Circles.Life is a multinational mobile virtual network operator (MVNO) based in Singapore. The company was founded in 2016, initially operating exclusively in Singapore, leasing its network from M1.

In July 2015, Liberty Wireless signed an agreement with M1 Limited that allowed it to tap on M1's mobile network, thus becoming the first MVNO, operating as Circles Asia, in Singapore to offer a full service mobile network experience. It has since expanded to Taiwan and Australia, where it leases the Chunghwa Telecom and Optus networks, respectively.

It has no phone customer service, with the only support channels available to its customers being live chat and email.

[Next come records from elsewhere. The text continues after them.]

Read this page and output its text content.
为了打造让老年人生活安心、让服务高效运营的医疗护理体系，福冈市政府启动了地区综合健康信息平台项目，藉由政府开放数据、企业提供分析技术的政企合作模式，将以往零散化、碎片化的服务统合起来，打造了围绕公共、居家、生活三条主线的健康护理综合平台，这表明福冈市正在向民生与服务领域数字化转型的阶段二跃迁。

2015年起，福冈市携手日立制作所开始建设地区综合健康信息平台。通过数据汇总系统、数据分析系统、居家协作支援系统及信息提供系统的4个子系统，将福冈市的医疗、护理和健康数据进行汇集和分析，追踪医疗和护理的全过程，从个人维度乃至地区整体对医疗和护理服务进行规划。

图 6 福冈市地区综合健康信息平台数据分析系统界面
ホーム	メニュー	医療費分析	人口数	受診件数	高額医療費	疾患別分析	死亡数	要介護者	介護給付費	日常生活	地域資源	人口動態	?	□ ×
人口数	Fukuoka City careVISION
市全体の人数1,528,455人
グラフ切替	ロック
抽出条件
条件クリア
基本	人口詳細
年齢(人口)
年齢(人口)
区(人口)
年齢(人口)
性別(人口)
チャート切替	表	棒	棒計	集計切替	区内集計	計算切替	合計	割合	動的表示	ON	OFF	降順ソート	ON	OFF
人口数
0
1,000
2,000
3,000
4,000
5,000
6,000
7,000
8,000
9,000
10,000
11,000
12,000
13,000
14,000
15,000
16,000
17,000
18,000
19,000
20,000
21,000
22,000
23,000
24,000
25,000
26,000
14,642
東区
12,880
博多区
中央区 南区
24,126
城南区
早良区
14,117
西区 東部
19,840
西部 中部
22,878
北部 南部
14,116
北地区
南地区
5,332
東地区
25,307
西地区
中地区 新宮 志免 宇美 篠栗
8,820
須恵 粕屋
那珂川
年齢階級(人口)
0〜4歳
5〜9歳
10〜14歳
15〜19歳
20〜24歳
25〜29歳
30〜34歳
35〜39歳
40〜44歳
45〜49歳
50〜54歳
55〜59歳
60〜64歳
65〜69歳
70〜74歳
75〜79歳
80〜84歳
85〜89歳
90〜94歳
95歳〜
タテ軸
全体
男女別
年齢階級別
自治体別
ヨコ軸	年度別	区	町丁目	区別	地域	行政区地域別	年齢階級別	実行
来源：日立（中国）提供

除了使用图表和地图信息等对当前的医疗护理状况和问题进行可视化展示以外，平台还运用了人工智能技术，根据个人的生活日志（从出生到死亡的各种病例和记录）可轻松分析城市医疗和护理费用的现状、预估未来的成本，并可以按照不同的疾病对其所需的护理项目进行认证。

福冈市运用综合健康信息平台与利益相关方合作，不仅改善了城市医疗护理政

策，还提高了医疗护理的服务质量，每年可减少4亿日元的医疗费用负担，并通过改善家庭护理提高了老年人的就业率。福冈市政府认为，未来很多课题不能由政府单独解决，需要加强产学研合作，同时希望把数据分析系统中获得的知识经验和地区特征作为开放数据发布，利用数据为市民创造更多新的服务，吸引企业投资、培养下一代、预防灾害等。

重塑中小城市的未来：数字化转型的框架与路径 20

In February 2019, the company announced that it had closed an undisclosed round of funding with Sequoia India and its plans to expand in five new markets, including Taiwan and Australia over the next 18 months. The company has expanded its offerings by launching digital lifestyle features such as its AI-driven events and movie-based platform, 'Discover'. In June 2019, the company closed another round of funding for an undisclosed amount led by Singapore’s Government-linked EDBI and Founders Fund. This marks the first time the Silicon Valley-based Founders Fund has invested in a telco.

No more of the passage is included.